One item that I did not see discussed is the effect of penalties, which are generally made in 5, 10, and 15 yard increments. This combined with the relatively standard 20 yard start position could have an enhancing effect, or be an alternate explanation for the phenomenon.
ex: The offensive team starts from the standard 20 yard line. Then during the first play, a pass is made, and "block in the back" is called against the defensive team. The penalty would be 10 yards, and would put the offensive team at the 30 yard line for the start of the play.
This is cool!
Couple notes - 1. If 'normal' plays have a tendency towards a 10/20/30 yard line, what about plays where the ball placement is challenged? Don't know if your dataset has this, but under your framework, we'd expect to see a more even distribution of placements because of increased attention, though probably still with spikes at the 1 yard line and goalline. 2. Even though it's probably intuitive, the unimodal distribution of ball placements was cool to see.

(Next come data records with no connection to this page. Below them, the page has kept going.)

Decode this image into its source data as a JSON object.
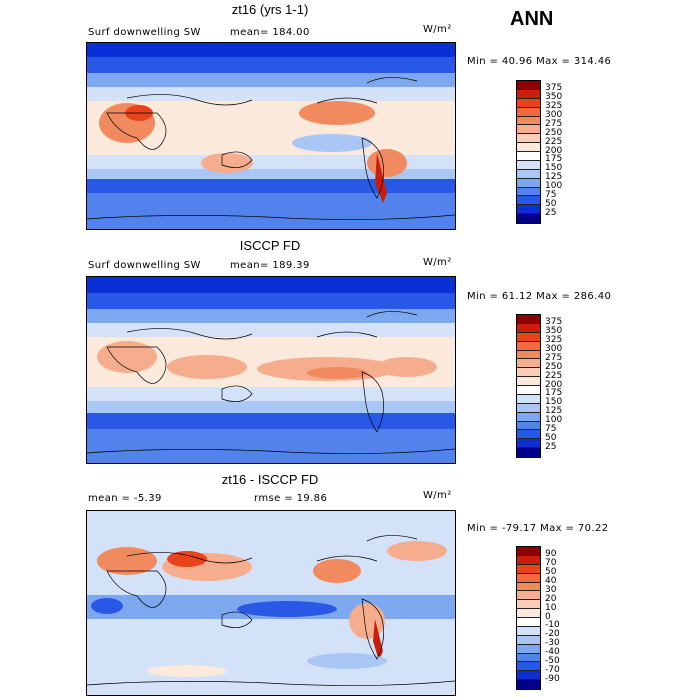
{
  "header": {
    "season": "ANN"
  },
  "panels": [
    {
      "title": "zt16 (yrs 1-1)",
      "left_label": "Surf downwelling SW",
      "stat1": "mean=  184.00",
      "stat2": "",
      "units": "W/m²",
      "minmax": "Min =  40.96 Max = 314.46",
      "levels": [
        "375",
        "350",
        "325",
        "300",
        "275",
        "250",
        "225",
        "200",
        "175",
        "150",
        "125",
        "100",
        "75",
        "50",
        "25"
      ],
      "colors": [
        "#8b0000",
        "#c81e0a",
        "#e8431a",
        "#f06a3c",
        "#f28a60",
        "#f6ad8e",
        "#f9cdb6",
        "#fbe9dc",
        "#ffffff",
        "#d4e2f8",
        "#aac6f4",
        "#7da7ef",
        "#5283ec",
        "#2958e6",
        "#0a2fd6",
        "#00008b"
      ]
    },
    {
      "title": "ISCCP FD",
      "left_label": "Surf downwelling SW",
      "stat1": "mean=  189.39",
      "stat2": "",
      "units": "W/m²",
      "minmax": "Min =  61.12 Max = 286.40",
      "levels": [
        "375",
        "350",
        "325",
        "300",
        "275",
        "250",
        "225",
        "200",
        "175",
        "150",
        "125",
        "100",
        "75",
        "50",
        "25"
      ],
      "colors": [
        "#8b0000",
        "#c81e0a",
        "#e8431a",
        "#f06a3c",
        "#f28a60",
        "#f6ad8e",
        "#f9cdb6",
        "#fbe9dc",
        "#ffffff",
        "#d4e2f8",
        "#aac6f4",
        "#7da7ef",
        "#5283ec",
        "#2958e6",
        "#0a2fd6",
        "#00008b"
      ]
    },
    {
      "title": "zt16 - ISCCP FD",
      "left_label": "mean =  -5.39",
      "stat1": "",
      "stat2": "rmse =  19.86",
      "units": "W/m²",
      "minmax": "Min = -79.17 Max =  70.22",
      "levels": [
        "90",
        "70",
        "50",
        "40",
        "30",
        "20",
        "10",
        "0",
        "-10",
        "-20",
        "-30",
        "-40",
        "-50",
        "-70",
        "-90"
      ],
      "colors": [
        "#8b0000",
        "#c81e0a",
        "#e8431a",
        "#f06a3c",
        "#f28a60",
        "#f6ad8e",
        "#f9cdb6",
        "#fbe9dc",
        "#ffffff",
        "#d4e2f8",
        "#aac6f4",
        "#7da7ef",
        "#5283ec",
        "#2958e6",
        "#0a2fd6",
        "#00008b"
      ]
    }
  ],
  "chart_data": [
    {
      "type": "heatmap",
      "title": "zt16 (yrs 1-1)",
      "variable": "Surf downwelling SW",
      "units": "W/m²",
      "mean": 184.0,
      "min": 40.96,
      "max": 314.46,
      "contour_levels": [
        25,
        50,
        75,
        100,
        125,
        150,
        175,
        200,
        225,
        250,
        275,
        300,
        325,
        350,
        375
      ]
    },
    {
      "type": "heatmap",
      "title": "ISCCP FD",
      "variable": "Surf downwelling SW",
      "units": "W/m²",
      "mean": 189.39,
      "min": 61.12,
      "max": 286.4,
      "contour_levels": [
        25,
        50,
        75,
        100,
        125,
        150,
        175,
        200,
        225,
        250,
        275,
        300,
        325,
        350,
        375
      ]
    },
    {
      "type": "heatmap",
      "title": "zt16 - ISCCP FD",
      "units": "W/m²",
      "mean": -5.39,
      "rmse": 19.86,
      "min": -79.17,
      "max": 70.22,
      "contour_levels": [
        -90,
        -70,
        -50,
        -40,
        -30,
        -20,
        -10,
        0,
        10,
        20,
        30,
        40,
        50,
        70,
        90
      ]
    }
  ]
}
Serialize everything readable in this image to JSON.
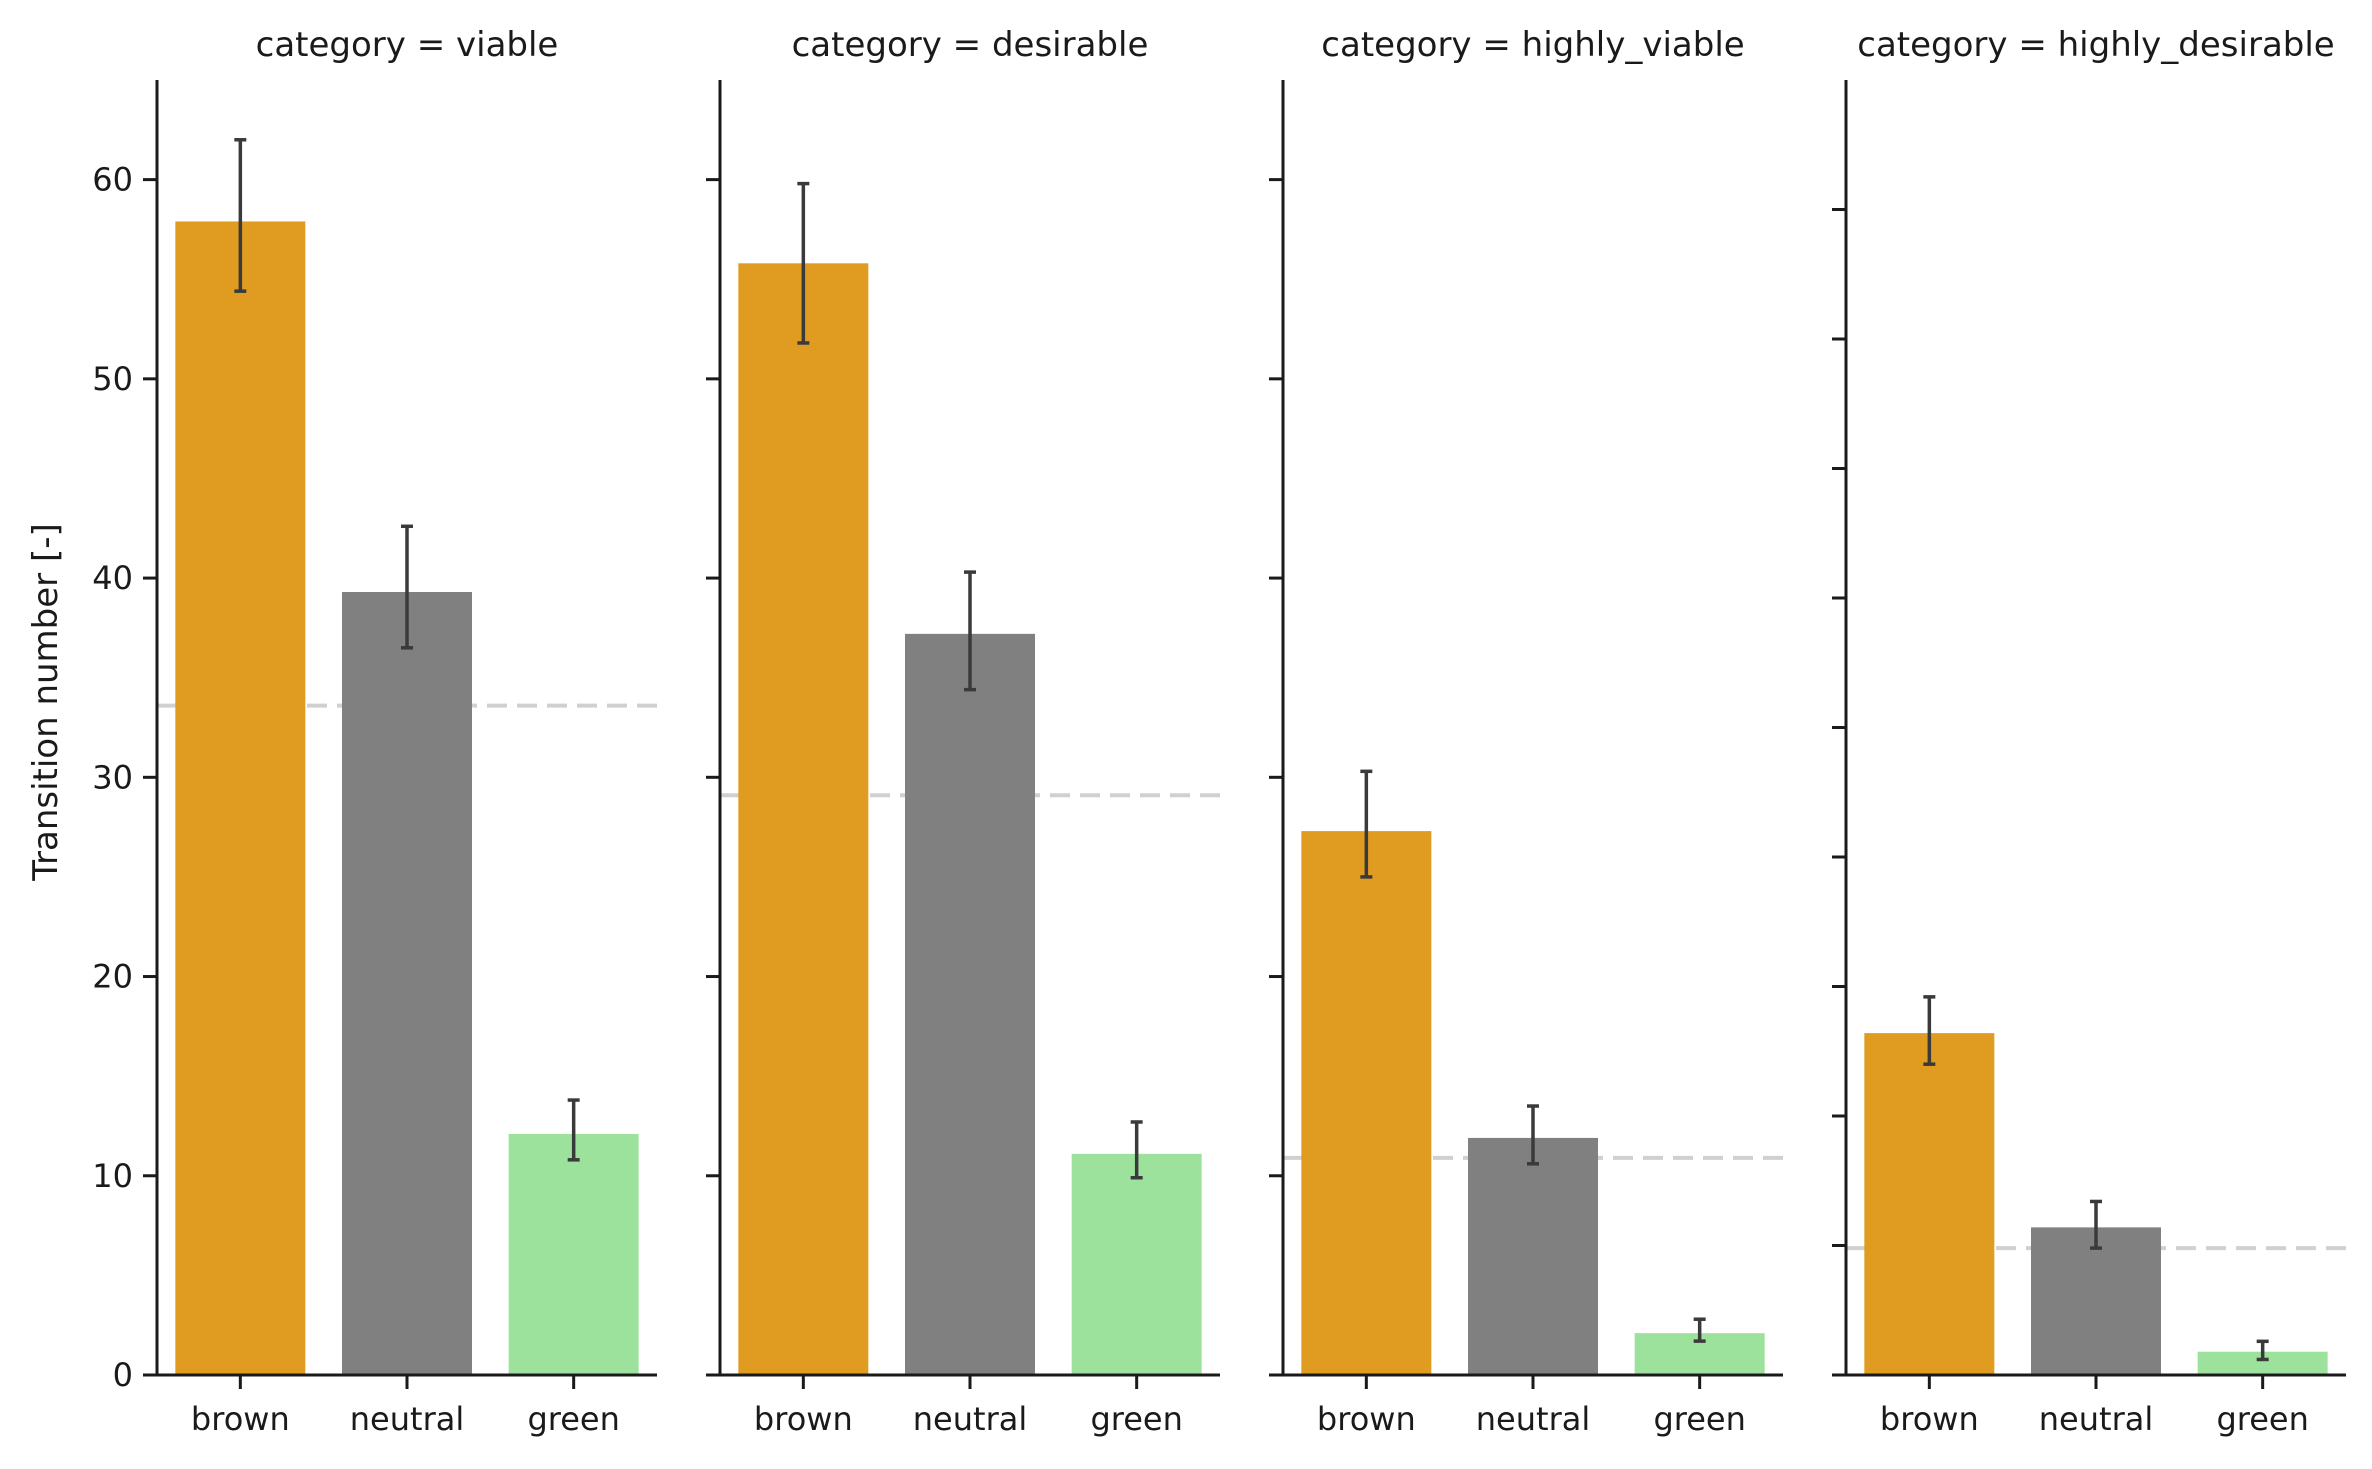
{
  "chart_data": {
    "type": "bar",
    "ylabel": "Transition number [-]",
    "categories": [
      "brown",
      "neutral",
      "green"
    ],
    "colors": {
      "brown": "#df9c20",
      "neutral": "#808080",
      "green": "#9de29c",
      "reference_line": "#d0d0d0",
      "error_bar": "#3a3a3a"
    },
    "y_ticks": [
      0,
      10,
      20,
      30,
      40,
      50,
      60
    ],
    "facets": [
      {
        "title": "category = viable",
        "ylim": [
          0,
          65
        ],
        "show_tick_labels": true,
        "reference_line": 33.6,
        "bars": [
          {
            "category": "brown",
            "value": 57.9,
            "ci": [
              54.4,
              62.0
            ]
          },
          {
            "category": "neutral",
            "value": 39.3,
            "ci": [
              36.5,
              42.6
            ]
          },
          {
            "category": "green",
            "value": 12.1,
            "ci": [
              10.8,
              13.8
            ]
          }
        ]
      },
      {
        "title": "category = desirable",
        "ylim": [
          0,
          65
        ],
        "show_tick_labels": false,
        "reference_line": 29.1,
        "bars": [
          {
            "category": "brown",
            "value": 55.8,
            "ci": [
              51.8,
              59.8
            ]
          },
          {
            "category": "neutral",
            "value": 37.2,
            "ci": [
              34.4,
              40.3
            ]
          },
          {
            "category": "green",
            "value": 11.1,
            "ci": [
              9.9,
              12.7
            ]
          }
        ]
      },
      {
        "title": "category = highly_viable",
        "ylim": [
          0,
          65
        ],
        "show_tick_labels": false,
        "reference_line": 10.9,
        "bars": [
          {
            "category": "brown",
            "value": 27.3,
            "ci": [
              25.0,
              30.3
            ]
          },
          {
            "category": "neutral",
            "value": 11.9,
            "ci": [
              10.6,
              13.5
            ]
          },
          {
            "category": "green",
            "value": 2.1,
            "ci": [
              1.7,
              2.8
            ]
          }
        ]
      },
      {
        "title": "category = highly_desirable",
        "ylim": [
          0,
          50
        ],
        "show_tick_labels": false,
        "y_ticks": [
          0,
          5,
          10,
          15,
          20,
          25,
          30,
          35,
          40,
          45
        ],
        "reference_line": 4.9,
        "bars": [
          {
            "category": "brown",
            "value": 13.2,
            "ci": [
              12.0,
              14.6
            ]
          },
          {
            "category": "neutral",
            "value": 5.7,
            "ci": [
              4.9,
              6.7
            ]
          },
          {
            "category": "green",
            "value": 0.9,
            "ci": [
              0.6,
              1.3
            ]
          }
        ]
      }
    ]
  }
}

This is actually true. But the numbers don't tell the entire story. Officials are trained to be biased towards a major yard line on change of possessions. Starting at a major line n these instances is insignificant to the drive. The upside being it is one less series where a measurement would ever be required.
It is a trade off of game flow (less measurements) vs a small inaccuracy where it doesn't matter.
Take a notice next game. A punt always gets spotted on a major yardline where possible. A punt inside the 10 of course would not be possible. Rounding from the 2 to the 5 would have a huge impact. Or if it lands and comes to rest directly between two major lines.